You mentioned doing this in the fall. I'm not sure about your timeline and you weather pattern etc. but I suggest you take on this project when you know you have 3 months or so of growing season for your grass.


----------



## jeffjunstrom (Aug 12, 2019)

Awar said:


> You mentioned doing this in the fall. I'm not sure about your timeline and you weather pattern etc. but I suggest you take on this project when you know you have 3 months or so of growing season for your grass.
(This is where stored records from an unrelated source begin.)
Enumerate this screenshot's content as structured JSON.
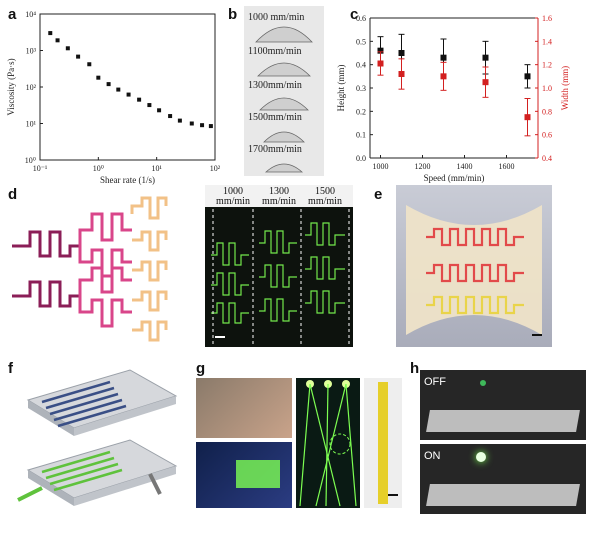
{
  "panel_labels": {
    "a": "a",
    "b": "b",
    "c": "c",
    "d": "d",
    "e": "e",
    "f": "f",
    "g": "g",
    "h": "h"
  },
  "colors": {
    "height_series": "#111111",
    "width_series": "#d32020",
    "glow": "#7dff52",
    "serp1": "#8b1e57",
    "serp2": "#d9468a",
    "serp3": "#f2c187"
  },
  "chart_data": [
    {
      "type": "scatter",
      "xlabel": "Shear rate (1/s)",
      "ylabel": "Viscosity (Pa·s)",
      "x_scale": "log",
      "y_scale": "log",
      "xlim": [
        0.1,
        100
      ],
      "ylim": [
        1,
        10000
      ],
      "x_ticks": [
        "10⁻¹",
        "10⁰",
        "10¹",
        "10²"
      ],
      "y_ticks": [
        "10⁰",
        "10¹",
        "10²",
        "10³",
        "10⁴"
      ],
      "series": [
        {
          "x": [
            0.15,
            0.2,
            0.3,
            0.45,
            0.7,
            1.0,
            1.5,
            2.2,
            3.3,
            5,
            7.5,
            11,
            17,
            25,
            40,
            60,
            85
          ],
          "y": [
            3000,
            1900,
            1150,
            680,
            420,
            180,
            120,
            85,
            62,
            45,
            32,
            23,
            16,
            12,
            10,
            9,
            8.5
          ]
        }
      ]
    },
    {
      "type": "scatter",
      "xlabel": "Speed (mm/min)",
      "ylabel": "Height (mm)",
      "ylabel_right": "Width (mm)",
      "xlim": [
        950,
        1750
      ],
      "ylim": [
        0,
        0.6
      ],
      "ylim_right": [
        0.4,
        1.6
      ],
      "x_ticks": [
        "1000",
        "1200",
        "1400",
        "1600"
      ],
      "y_ticks": [
        "0.0",
        "0.1",
        "0.2",
        "0.3",
        "0.4",
        "0.5",
        "0.6"
      ],
      "y_right_ticks": [
        "0.4",
        "0.6",
        "0.8",
        "1.0",
        "1.2",
        "1.4",
        "1.6"
      ],
      "series": [
        {
          "axis": "left",
          "x": [
            1000,
            1100,
            1300,
            1500,
            1700
          ],
          "y": [
            0.46,
            0.45,
            0.43,
            0.43,
            0.35
          ],
          "err": [
            0.06,
            0.08,
            0.08,
            0.07,
            0.05
          ]
        },
        {
          "axis": "right",
          "x": [
            1000,
            1100,
            1300,
            1500,
            1700
          ],
          "y": [
            1.21,
            1.12,
            1.1,
            1.05,
            0.75
          ],
          "err": [
            0.1,
            0.13,
            0.12,
            0.13,
            0.16
          ]
        }
      ]
    }
  ],
  "b_labels": [
    "1000 mm/min",
    "1100mm/min",
    "1300mm/min",
    "1500mm/min",
    "1700mm/min"
  ],
  "d_speeds": [
    {
      "value": "1000",
      "unit": "mm/min"
    },
    {
      "value": "1300",
      "unit": "mm/min"
    },
    {
      "value": "1500",
      "unit": "mm/min"
    }
  ],
  "h_states": {
    "off": "OFF",
    "on": "ON"
  }
}
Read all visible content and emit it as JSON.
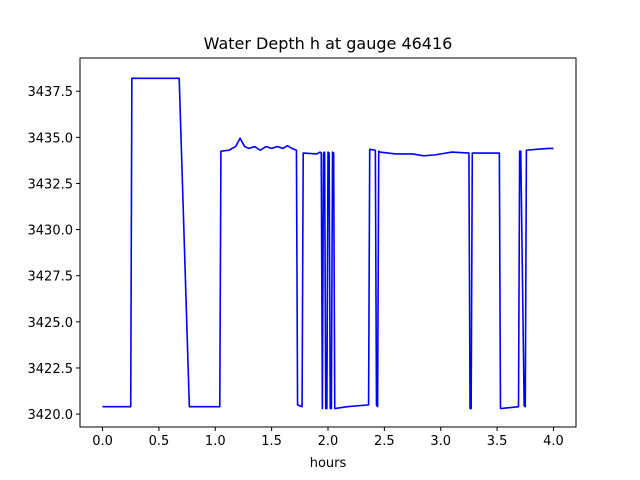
{
  "chart_data": {
    "type": "line",
    "title": "Water Depth h at gauge 46416",
    "xlabel": "hours",
    "ylabel": "",
    "xlim": [
      -0.2,
      4.2
    ],
    "ylim": [
      3419.3,
      3439.3
    ],
    "xticks": [
      0.0,
      0.5,
      1.0,
      1.5,
      2.0,
      2.5,
      3.0,
      3.5,
      4.0
    ],
    "xtick_labels": [
      "0.0",
      "0.5",
      "1.0",
      "1.5",
      "2.0",
      "2.5",
      "3.0",
      "3.5",
      "4.0"
    ],
    "yticks": [
      3420.0,
      3422.5,
      3425.0,
      3427.5,
      3430.0,
      3432.5,
      3435.0,
      3437.5
    ],
    "ytick_labels": [
      "3420.0",
      "3422.5",
      "3425.0",
      "3427.5",
      "3430.0",
      "3432.5",
      "3435.0",
      "3437.5"
    ],
    "grid": false,
    "series": [
      {
        "color": "#0000ff",
        "x": [
          0.0,
          0.25,
          0.26,
          0.68,
          0.77,
          1.04,
          1.05,
          1.12,
          1.18,
          1.22,
          1.26,
          1.3,
          1.35,
          1.4,
          1.45,
          1.5,
          1.55,
          1.6,
          1.64,
          1.68,
          1.72,
          1.73,
          1.77,
          1.78,
          1.9,
          1.93,
          1.94,
          1.95,
          1.96,
          1.97,
          1.98,
          1.99,
          2.0,
          2.01,
          2.02,
          2.03,
          2.04,
          2.05,
          2.06,
          2.17,
          2.36,
          2.37,
          2.42,
          2.43,
          2.44,
          2.45,
          2.46,
          2.6,
          2.75,
          2.85,
          2.95,
          3.1,
          3.25,
          3.26,
          3.27,
          3.28,
          3.38,
          3.52,
          3.53,
          3.69,
          3.7,
          3.71,
          3.74,
          3.75,
          3.76,
          3.85,
          3.95,
          4.0
        ],
        "y": [
          3420.4,
          3420.4,
          3438.2,
          3438.2,
          3420.4,
          3420.4,
          3434.25,
          3434.3,
          3434.5,
          3434.95,
          3434.5,
          3434.4,
          3434.5,
          3434.3,
          3434.5,
          3434.4,
          3434.5,
          3434.4,
          3434.55,
          3434.4,
          3434.3,
          3420.5,
          3420.4,
          3434.15,
          3434.1,
          3434.2,
          3434.15,
          3420.3,
          3434.15,
          3434.2,
          3420.3,
          3420.3,
          3434.2,
          3434.15,
          3420.3,
          3420.3,
          3434.2,
          3434.15,
          3420.3,
          3420.4,
          3420.5,
          3434.35,
          3434.3,
          3420.5,
          3420.4,
          3434.25,
          3434.2,
          3434.1,
          3434.1,
          3434.0,
          3434.05,
          3434.2,
          3434.15,
          3420.3,
          3420.3,
          3434.15,
          3434.15,
          3434.15,
          3420.3,
          3420.4,
          3434.25,
          3434.25,
          3420.45,
          3420.4,
          3434.3,
          3434.35,
          3434.4,
          3434.4
        ]
      }
    ]
  }
}
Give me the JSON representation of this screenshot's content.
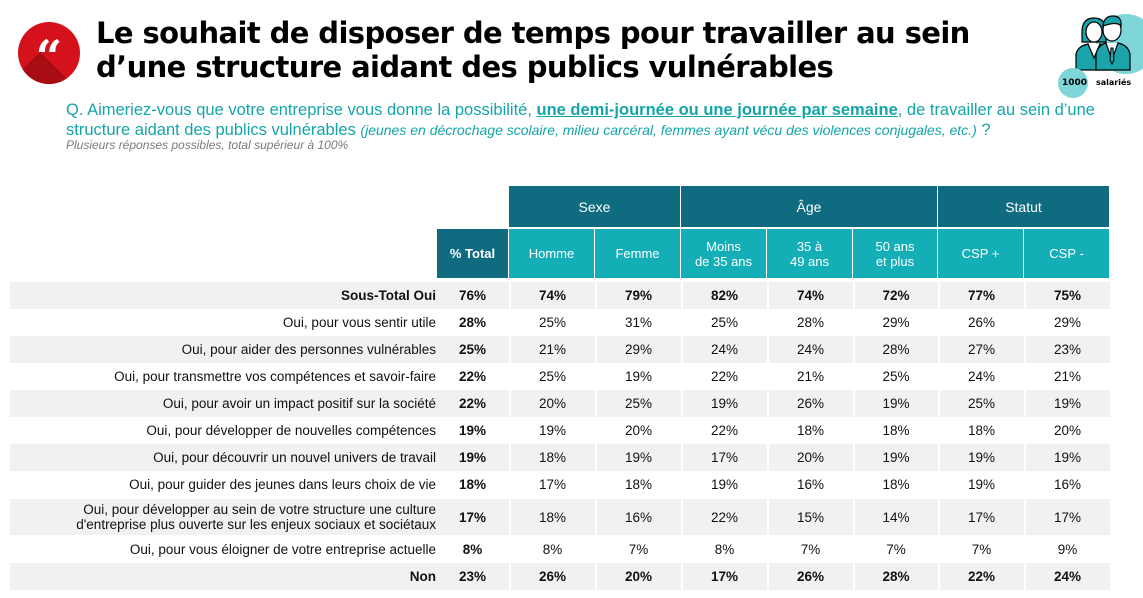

What would be the ideal time? I'd like to do it this year, would I be able to start in August and hope for the best? Or would it be best to start next April?


----------



## Ware (Jan 28, 2017)

@jeffjunstrom you should be fine anytime the grass is actively growing. I see you're in a northern climate. Our bermuda goes dormant here in the fall, so plug spread stops when the grass stops growing.


----------



## jeffjunstrom (Aug 12, 2019)

Thanks @Awar and @Ware!


----------



## dfw_pilot (Jan 28, 2017)

Also, don't be afraid to simply fill the old plug holes with sand.


----------



## Passat774 (Oct 9, 2018)

Thanks, I ordered mine today!


----------



## bosox_5 (Jun 20, 2018)

got mine today. I already love this thing


----------



## rjw0283 (May 11, 2020)

bosox_5 said:


> got mine today. I already love this thing


I got mine yesterday, It's a pretty cool tool. 40 bucks and made in the USA, I think it's worth every penny. Awesome idea, just flip it over and the plugs slide out.


----------



## Wabos42 (May 22, 2020)

Ordered mine Wednesday, no indication yet that it has been shipped. Do they send out tracking ID's ? My CC has been billed.


----------